I've been thinking about the issue of happy endings. I have nothing against happy endings -- in fact I'm a sucker for a happy ending. Look at my list of favorite movies and there's nary an ambiguous ending in the lot. (The list includes Tootsie -- I love Jessica Lange asking Dustin Hoffman if she can wear his little yellow outfit ; While You Were Sleeping -- my goodness she's wearing a wedding dress at the end!; The Goodbye Girl -- nothing pluckier than Marsha Mason hugging a guitar in the rain; and About a Boy -- that whole island chains bit gets me every time.)
But I'm comfortable with a fair degree of ambiguity -- especially when it comes to fiction. One of my favorite novels is The Left Hand of Darkness, which has a most bittersweet ending. But it's satisfying all the same. In The Lord of the Rings victory is won, but at a price. The joy at the end is mingled with tears.
Sometimes the stories I write have happy endings. But not all of them. I've written a story recently (it's called April Showers) that has the most downer of an ending I've ever done. It's dark enough that my mother was disappointed in it; my critique buddies have mostly been silent on the subject, which tends to worry me (though, to be fair, it's long enough that they probably haven't had time to mess with it yet). I don't know if it's any good or just a bunch of derivative, depressing dreck.
And if it's really no good, I can deal with that. I know it needs work, which I'm willing to do. I wanted to write a story where everything wasn't wrapped up all pretty at the end. I wanted to let my main character live with the consequences of his actions. I didn't give him an easy out, no miracles or life-changing epiphanies. Maybe I should have left the door open a little wider for hope to shine in. But he doesn't really believe in hope yet, so I don't know where it would have come from. So maybe I accomplished what I set out to do.
When I was a kid in Sunday School, I always knew the answer. And I know the answer now -- at least the ultimate answer. But if I write a character who doesn't yet understand that the answer to the questions he's asking -- can I be forgiven? is there redemption? -- is Jesus, how can I jump in and force the answer into the story? This is a guy who won't be preached to. There has to be some internal consistency; I don't agree with everything he does, but he is who he is and I'm trying to keep my manipulative paws off him.
People (who don't write much) say you can make your characters do what you want them to do, but that's not entirely true. I have these characters I've thought of and I've given them a setting and a certain amount of personal history. Then I turn them loose to interact with each other and respond to incidents and crimes. They have to be consistent with themselves. There's a certain amount of me in there, but hopefully I'm far below the surface and out of sight. So I can't manipulate the story to wrap up in a tidier way.

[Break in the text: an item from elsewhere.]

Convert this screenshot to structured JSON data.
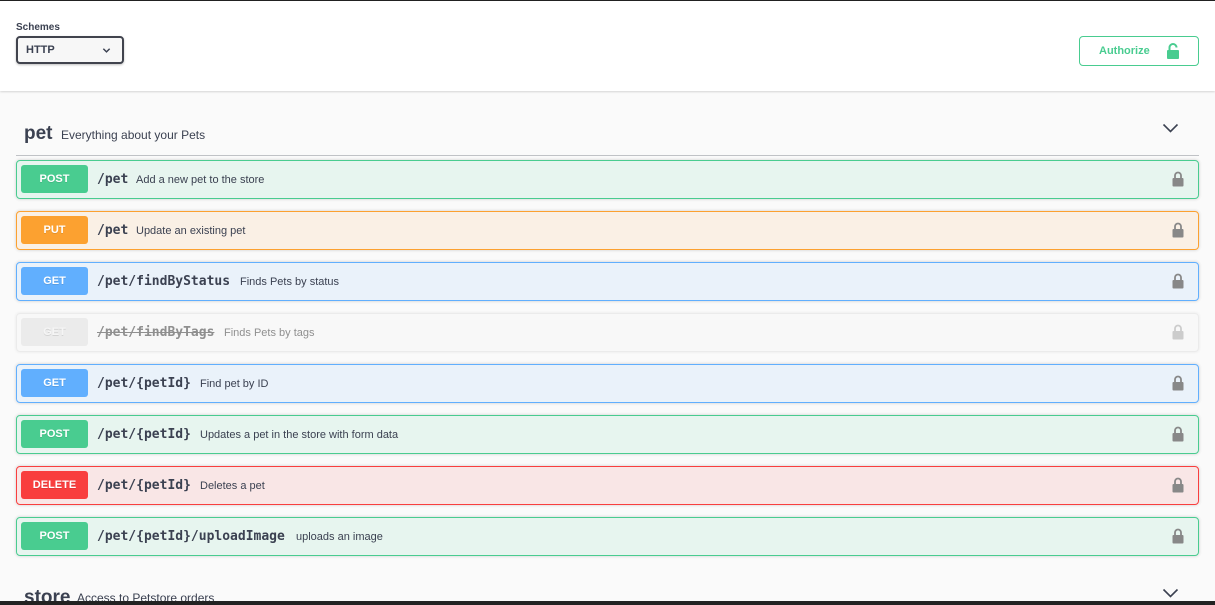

I intend to write more stories about this character, to give him a chance at redemption. (I'm really not a nihilist. Maybe I'm a little warped, but I'm a pretty nice person overall.) But it has to be at the right time, under the right circumstances so it's believable. It can't be because I've just gotten too uncomfortable with messy endings.
I guess the point I'm meandering around to is that this world is imperfect. If I want to write honest stories, that imperfect world is going to show up. There is hope -- but we live in a state of "already, but not yet." The Word has been spoken, but not all hear it. I believe that the light of God's grace will shine brightly in the darkness, but that means I have to show both dark and light in my stories. I don't do it very well yet.